There were two corps per side.
On the right A French corps held a strong defensive position around a town, and the British were not strong enough to attack. A second French corps holds the road junction to the north of the town.
On the left one British corps pins the French around the town. A second British corps advanced in column against a French corps deployed in line. I know Wellington did not organise his Peninsular army into corps, but in our PBEM campaign we do for ease of comparison. Each corps has four infantry brigades, one cavalry brigade and corps artillery
When I collected our armies, many years ago, this type of formation would have been a division. This particular collection was my light division. It has two rifle, one line and one cacadore infantry formation. They were battalions, they are now brigades. I don’t actually call them the light corps, as that sounds too strange even to me. But it was interesting that they would attack in column.
The French were in defence, and their artillery pounded the British infantry as they advanced. Fortunately they were all good quality troops, even the Portuguese were B class, so they soaked up the casualties and closed with the French line.
Our wargame rules allow infantry to advance half a move and fire each turn. But they cannot move, change formation and fire in the same turn. The British could advance into skirmish range of the French line, and still fire.
But if they moved within musket range, and then changed formation, they would not be able to engage in a fire fight until the next turn. The French would be able to skirmish fire as they deployed. With the casualties the British had already suffered they might well break and run before they could fire.
In our wargame rules infantry are classed for both skirmish and volley fire. The rifles were excellent skirmishers, but poor volley fire. So they did not close with the French, but carried out an extended skirmish battle.

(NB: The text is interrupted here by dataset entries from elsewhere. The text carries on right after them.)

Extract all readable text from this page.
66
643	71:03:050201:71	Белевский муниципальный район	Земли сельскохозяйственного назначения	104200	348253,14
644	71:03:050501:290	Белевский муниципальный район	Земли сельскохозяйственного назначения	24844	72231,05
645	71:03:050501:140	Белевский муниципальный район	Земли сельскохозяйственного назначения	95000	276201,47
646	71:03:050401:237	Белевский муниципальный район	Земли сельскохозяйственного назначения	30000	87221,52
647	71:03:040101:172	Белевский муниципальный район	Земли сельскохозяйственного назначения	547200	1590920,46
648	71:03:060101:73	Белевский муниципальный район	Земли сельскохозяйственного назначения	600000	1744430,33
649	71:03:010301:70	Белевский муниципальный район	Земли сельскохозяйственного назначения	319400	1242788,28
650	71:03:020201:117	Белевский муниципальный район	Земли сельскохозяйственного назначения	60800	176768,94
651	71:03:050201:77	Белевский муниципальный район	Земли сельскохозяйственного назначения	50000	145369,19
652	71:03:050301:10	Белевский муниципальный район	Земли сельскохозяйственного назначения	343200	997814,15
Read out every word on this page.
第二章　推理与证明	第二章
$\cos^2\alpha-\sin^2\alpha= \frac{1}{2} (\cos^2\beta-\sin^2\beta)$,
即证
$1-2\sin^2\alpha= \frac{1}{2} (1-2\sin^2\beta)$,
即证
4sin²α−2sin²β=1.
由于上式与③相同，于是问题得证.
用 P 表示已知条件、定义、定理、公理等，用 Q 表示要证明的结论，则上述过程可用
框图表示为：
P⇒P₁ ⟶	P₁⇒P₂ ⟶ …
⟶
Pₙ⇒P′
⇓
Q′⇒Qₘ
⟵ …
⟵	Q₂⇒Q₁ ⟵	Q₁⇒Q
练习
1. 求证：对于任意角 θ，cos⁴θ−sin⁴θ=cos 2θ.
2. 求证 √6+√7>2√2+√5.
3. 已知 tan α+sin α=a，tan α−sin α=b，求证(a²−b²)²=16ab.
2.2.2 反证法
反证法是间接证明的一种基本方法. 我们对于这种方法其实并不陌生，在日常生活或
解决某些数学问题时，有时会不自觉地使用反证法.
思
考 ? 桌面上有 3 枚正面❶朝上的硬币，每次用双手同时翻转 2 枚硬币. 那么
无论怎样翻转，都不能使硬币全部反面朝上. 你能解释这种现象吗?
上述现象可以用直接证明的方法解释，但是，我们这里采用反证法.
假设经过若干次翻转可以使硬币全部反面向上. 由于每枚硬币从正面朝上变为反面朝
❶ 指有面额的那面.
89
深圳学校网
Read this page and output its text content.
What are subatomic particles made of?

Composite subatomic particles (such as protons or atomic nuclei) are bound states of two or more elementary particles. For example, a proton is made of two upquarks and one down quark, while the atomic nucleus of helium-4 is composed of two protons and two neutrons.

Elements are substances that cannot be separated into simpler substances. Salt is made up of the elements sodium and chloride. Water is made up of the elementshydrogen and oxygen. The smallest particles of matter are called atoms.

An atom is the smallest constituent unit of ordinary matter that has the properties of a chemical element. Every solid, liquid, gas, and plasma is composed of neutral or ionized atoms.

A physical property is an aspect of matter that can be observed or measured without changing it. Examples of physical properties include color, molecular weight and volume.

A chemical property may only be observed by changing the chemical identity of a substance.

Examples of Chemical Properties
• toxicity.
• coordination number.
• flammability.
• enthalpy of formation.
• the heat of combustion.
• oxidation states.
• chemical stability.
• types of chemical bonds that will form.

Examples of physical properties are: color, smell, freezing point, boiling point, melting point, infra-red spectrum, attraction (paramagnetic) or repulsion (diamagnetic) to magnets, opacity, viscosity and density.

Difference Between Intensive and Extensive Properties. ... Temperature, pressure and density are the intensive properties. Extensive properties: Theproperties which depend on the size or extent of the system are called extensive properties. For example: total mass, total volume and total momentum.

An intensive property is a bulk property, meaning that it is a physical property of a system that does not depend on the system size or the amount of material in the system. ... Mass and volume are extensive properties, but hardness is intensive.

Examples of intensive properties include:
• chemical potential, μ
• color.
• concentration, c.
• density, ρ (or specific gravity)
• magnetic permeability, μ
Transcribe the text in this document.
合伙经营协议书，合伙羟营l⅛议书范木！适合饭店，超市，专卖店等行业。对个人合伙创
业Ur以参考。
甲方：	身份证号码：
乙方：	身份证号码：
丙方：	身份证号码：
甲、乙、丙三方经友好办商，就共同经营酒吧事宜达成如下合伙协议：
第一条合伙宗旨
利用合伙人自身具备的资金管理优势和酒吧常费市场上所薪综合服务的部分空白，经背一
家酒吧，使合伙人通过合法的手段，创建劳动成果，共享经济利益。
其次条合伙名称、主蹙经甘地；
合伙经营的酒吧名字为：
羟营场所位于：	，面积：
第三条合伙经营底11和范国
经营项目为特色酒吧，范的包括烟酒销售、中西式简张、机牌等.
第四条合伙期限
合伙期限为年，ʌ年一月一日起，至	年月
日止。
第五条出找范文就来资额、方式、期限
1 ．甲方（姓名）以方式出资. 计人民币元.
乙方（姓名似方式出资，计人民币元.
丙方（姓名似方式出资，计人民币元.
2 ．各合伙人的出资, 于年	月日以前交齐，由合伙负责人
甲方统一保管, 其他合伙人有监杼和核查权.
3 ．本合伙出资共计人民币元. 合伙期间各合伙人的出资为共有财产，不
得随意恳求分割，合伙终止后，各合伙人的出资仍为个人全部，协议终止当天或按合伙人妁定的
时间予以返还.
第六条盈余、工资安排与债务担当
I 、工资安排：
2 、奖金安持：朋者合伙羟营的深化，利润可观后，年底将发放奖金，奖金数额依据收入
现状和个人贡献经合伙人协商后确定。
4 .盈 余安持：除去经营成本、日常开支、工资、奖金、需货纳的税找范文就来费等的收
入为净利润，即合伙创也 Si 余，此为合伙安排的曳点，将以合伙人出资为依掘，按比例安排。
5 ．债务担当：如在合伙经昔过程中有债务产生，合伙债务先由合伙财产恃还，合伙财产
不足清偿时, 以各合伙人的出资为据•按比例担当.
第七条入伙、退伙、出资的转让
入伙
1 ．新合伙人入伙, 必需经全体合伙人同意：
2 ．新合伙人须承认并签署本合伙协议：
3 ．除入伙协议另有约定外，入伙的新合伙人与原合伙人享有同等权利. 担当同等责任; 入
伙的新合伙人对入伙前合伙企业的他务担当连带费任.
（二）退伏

It lasted four turns, with both sides suffering casualties. But in the skirmish fight the French suffered more than the British. In addition they were all line infantry, and two of the brigades were conscripts. Eventually one of the French brigades failed their morale and ran. The panic spread, or perhaps the morale dice were not so kind to the French, and the other three brigades broke and joined the rout.
A very satisfying wargame. Neither side had all the luck of the dice. For four moves it could easily have gone to either side. Finally better morale won the day.